The biggest tribute to Grant’s performance in A Very English Scandal is that the obligatory coda, in which news footage of the real figure is shown, does not have the usual deflationary effect.

The actor perfectly reproduces every vocal and physical tic, down to the wave – and what follows it. Both arms are raised and then suddenly crossed. This was a gesture Thorpe curiously shared with another disgraced leader of the 1970s, President Richard Nixon.

For an actor, that is just “living ­Tussaud’s” stuff. The greatness of the portrayal is the transmission of the calculations and contradictions happening inside Thorpe’s head.

Russell T Davies’s scripts for A Very English Scandal often sought to position the protagonist as a victim of historical discrimination against homosexuals, forced into two “lavender marriages”. Expression of his true sexuality would have wrecked his high political ambitions.

Davies gives Thorpe a line about how he will consummate his marriages “through gritted teeth” and subsequently plead tiredness at bedtime.

This is a reasonable reading, especially from the writer of Queer as Folk, but biographies and contemporary reports of Thorpe’s life suggest the alternative possibility that he was an enthusiastic bisexual, who enjoyed the risk created by satisfying both sides of his libido.

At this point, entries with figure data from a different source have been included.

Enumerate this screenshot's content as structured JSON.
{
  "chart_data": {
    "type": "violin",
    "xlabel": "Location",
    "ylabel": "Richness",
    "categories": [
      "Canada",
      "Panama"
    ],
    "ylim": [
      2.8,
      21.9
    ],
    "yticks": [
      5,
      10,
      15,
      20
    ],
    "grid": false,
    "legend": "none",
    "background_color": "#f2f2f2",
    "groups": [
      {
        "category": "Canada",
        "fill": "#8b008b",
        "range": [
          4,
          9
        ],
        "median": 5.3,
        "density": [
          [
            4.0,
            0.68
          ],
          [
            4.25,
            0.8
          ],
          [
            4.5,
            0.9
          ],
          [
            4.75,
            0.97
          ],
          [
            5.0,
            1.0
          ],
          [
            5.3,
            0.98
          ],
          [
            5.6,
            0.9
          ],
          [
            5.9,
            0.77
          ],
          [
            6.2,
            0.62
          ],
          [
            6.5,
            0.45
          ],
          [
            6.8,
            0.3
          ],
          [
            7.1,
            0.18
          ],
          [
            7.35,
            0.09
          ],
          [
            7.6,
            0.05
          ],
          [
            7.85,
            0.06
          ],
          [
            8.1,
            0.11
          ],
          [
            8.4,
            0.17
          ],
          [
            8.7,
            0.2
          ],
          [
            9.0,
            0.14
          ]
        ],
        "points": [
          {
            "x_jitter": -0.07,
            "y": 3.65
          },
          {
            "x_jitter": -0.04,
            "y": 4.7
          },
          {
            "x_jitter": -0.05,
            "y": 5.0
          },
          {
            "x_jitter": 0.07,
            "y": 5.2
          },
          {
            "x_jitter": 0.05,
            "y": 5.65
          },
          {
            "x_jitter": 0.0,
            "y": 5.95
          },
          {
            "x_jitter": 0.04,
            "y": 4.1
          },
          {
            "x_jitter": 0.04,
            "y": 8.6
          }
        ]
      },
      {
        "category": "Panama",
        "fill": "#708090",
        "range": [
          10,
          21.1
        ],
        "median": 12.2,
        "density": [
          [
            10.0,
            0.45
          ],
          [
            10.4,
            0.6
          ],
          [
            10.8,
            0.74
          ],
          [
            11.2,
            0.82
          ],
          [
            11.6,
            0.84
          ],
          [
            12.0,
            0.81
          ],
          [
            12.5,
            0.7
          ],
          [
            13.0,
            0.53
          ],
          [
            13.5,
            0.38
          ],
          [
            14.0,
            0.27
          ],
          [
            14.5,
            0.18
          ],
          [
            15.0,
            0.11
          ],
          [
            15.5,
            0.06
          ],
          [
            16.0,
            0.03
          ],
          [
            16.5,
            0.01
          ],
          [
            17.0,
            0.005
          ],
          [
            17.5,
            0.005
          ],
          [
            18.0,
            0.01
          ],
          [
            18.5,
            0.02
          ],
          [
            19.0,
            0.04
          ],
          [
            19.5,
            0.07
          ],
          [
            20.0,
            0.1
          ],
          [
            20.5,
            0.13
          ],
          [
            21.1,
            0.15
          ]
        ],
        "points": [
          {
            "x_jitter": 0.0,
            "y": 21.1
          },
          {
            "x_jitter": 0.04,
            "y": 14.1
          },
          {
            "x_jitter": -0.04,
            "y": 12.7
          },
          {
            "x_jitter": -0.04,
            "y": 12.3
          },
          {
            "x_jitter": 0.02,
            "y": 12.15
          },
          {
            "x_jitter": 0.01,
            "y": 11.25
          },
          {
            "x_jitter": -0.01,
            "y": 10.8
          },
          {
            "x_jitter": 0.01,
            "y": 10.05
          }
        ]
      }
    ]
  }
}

And the suggestion in Bloch’s biography that Thorpe may have ordered the murder of another man who knew too much – a former lover, Henry Upton, who mysteriously disappeared at sea in 1957 – raises the possibility that he was psychotic. Grant convincingly suggests a man who would have been capable of almost anything in pursuit of his sexual desires and political ambitions.

A late-career role that fits an actor exactly can sometimes be an opening that closes off options: Nigel Hawthorne and F Murray Abraham were often hard to cast after the perfection of their work as Sir Humphrey in Yes Minister and Salieri in Amadeus.

It seems different in Grant’s case, though, because this is a second breakthrough and represents an escape from earlier typecasting. He surely couldn’t go back to playing the posh love interest in Richard Curtis films, but most would see that as a good thing. If that interesting quintet of performances in Cloud Atlas were premiered now, it would, perhaps, be better received.

A well-known screen director, who declines to be named for making a negative comparison with another actor, says: “Watching Grant in A Very English Scandal, I kept imagining him in the part played by Hugh Laurie in The Night Manager. I think he’d have been much more convincing as that satanic figure.

“Grant wouldn’t have been thought of for that part two years ago, but now he would be. So, the big change will be in the range of what he can do.”

Before that, he should ensure he has a clean tuxedo for the TV awards season.